Tuesday, July 10, 2007

Shrine

I didn't really feel like driving all the way to Brentwood for the orthodontist appointment we'd made weeks ago, especially with all the packing and readying to go away we have to do this week for our trip to Norway, and I was grumpy about it, I know, complaining to Minks that all I'd done in the last few days was drive and buy for her. Sometimes I just need to get over myself. "Just don't open the drawer where you know the mess is" says J when I talk about melancholy. "Just don't go there." But we went nonetheless and then I was delighted to discover that La Scala Presto is still there off of San Vicente where it was twenty years ago when Jack, Andy, Eddie, Dominique and I would go to the beach in Santa Monica on Saturday mornings and stop off there for our picnic lunch. We ordered what we always order, salami chopped salads with double tomatoes, arnold palmers, bread and butter. We marvelled at the blonde woman on the table next to us with the blonde hair with bangs, high heels, white blouse and bulging bosoms. Her lips bulged nearly as much as her bosoms, and as she ate, she checked her phone relentlessly. A woman appeared, another blonde in a strapless sundress. Brown. Lots of gold jewelry. A bright smile. It was Goldie Hawn. Minks didn't know who she was until I told her it was Kate Hudson's mother.

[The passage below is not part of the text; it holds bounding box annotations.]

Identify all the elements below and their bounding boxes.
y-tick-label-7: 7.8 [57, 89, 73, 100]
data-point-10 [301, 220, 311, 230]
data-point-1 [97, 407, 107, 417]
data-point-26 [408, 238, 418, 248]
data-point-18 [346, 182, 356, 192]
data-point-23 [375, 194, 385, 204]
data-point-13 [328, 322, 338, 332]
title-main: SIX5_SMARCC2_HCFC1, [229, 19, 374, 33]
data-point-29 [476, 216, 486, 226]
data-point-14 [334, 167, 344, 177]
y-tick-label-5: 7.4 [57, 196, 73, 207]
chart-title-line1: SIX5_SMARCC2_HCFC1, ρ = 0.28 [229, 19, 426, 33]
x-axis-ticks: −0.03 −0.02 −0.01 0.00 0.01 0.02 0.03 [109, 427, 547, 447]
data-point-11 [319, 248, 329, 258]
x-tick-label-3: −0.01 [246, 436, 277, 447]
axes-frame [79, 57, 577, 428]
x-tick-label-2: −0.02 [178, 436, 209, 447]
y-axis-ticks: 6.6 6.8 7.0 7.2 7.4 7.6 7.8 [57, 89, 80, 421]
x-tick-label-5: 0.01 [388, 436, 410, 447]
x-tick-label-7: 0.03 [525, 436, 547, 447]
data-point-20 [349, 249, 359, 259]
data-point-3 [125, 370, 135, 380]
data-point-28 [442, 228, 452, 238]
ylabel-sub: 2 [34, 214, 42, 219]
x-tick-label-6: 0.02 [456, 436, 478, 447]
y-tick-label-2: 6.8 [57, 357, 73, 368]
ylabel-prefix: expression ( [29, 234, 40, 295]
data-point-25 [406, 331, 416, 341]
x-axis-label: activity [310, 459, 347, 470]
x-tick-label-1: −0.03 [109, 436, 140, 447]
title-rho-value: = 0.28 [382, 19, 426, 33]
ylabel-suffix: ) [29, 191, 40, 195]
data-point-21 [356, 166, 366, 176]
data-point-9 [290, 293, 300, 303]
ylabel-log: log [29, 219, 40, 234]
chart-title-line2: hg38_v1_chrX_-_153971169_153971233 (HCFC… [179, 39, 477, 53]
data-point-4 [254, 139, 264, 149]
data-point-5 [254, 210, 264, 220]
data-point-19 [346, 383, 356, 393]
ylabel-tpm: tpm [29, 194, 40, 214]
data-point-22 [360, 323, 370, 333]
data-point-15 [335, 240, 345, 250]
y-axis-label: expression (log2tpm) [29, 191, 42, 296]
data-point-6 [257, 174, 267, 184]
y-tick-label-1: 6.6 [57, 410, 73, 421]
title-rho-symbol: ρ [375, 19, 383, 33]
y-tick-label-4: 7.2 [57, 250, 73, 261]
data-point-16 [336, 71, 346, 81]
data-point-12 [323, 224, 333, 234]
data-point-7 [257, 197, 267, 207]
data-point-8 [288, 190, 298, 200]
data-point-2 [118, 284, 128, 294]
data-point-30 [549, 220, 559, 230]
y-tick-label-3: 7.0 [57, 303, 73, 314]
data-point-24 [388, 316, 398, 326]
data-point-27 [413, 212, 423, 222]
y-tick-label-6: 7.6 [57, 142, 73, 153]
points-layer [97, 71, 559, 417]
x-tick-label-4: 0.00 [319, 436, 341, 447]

Lunch was delicious and put me in better spirits, the melancholy lifting like the morning mist at the beach, and so I suggested we visit the beautiful Self-Realization temple, which is a golden lotus of a building, surrounded by fantastic gardens, at the end of Sunset by the ocean. On the way, after a small detour onto Old Ranch Road to look at the horses, and a good bit of fantasizing about owning a house where your horse could live a stone's throw from your bed, Minks noticed a tree covered in yellow and white paper notes. We turned around on Sunset, pulled over, got out of the car and realized that this was the shrine for N's friend who died on Friday night by wrapping his car around a tree. It wasn't far from Brooktree, near Rustic Canyon. The eucalyptus trees stood in front of some ancient bamboo, as wide as my thigh, which had been snapped in two from the impact of the car. The trees were surrounded by candles, and flowers; iris, rose, white hydrangea, daisies. Many bunches of flowers, some wrapped in paper or cellophane, some laid on the ground, some in vases. An old yellow pad sat by the tree with a black sharpie. His friends had written notes and pinned them up, or written directly on the tree. "Rest in Paradise" it said. "You were the nicest guy I knew." "We will always love you." There were photos too, of the kid with his soccer team, with his arm around his buddies, grinning at the camera. Somebody had drawn a picture. Poems. Minks tore a piece of yellow paper, wrote something on it and pinned it up. We held hands and stared at the tree. A mother in sunglasses parked her SUV and walked over to us, looked at the shrine and started to sob silently. Two dark-haired girls in black dresses came over too and just stared blankly. The funeral was this afternoon. 978 people have signed the Facebook page dedicated to his memory. His sister goes into the 9th grade at Wildwood in September. Cars drove by and honked, as if people knew him. I found myself overwhelmed with sadness. There but for the grace of God go all of us. I can't bear to think about how many young lives that horrendous death may have saved by its example. My heart breaks for those parents. I want to write to them but I'm not sure what to say. It's the first time that anyone N has known has died from anything other than old age. He was seventeen years old and he loved to write, surf and play soccer. He was seventeen and he was loved by many, many people.

Of course, the temple was closed. The gates were locked and so the prayers had to be said in our heads. Instead we stopped at a little bookstore in the Palisades where kids were excitedly planning their midnight adventures to see the newest Harry Potter film which opens tonight. I've always rather disliked the Palisades, but today, it seemed different. Sweet, in fact. A real community with old people and little girls in bookstores, and golden retrievers that pant on the curb, and wiccan ladies drinking herb tea out of to go cups.

I dare not say what is in my head. N must think me crazy as I texted him frantically: Are you ok? Where are you? I love you, darling. Be safe.

Make good memories. That's what the man said.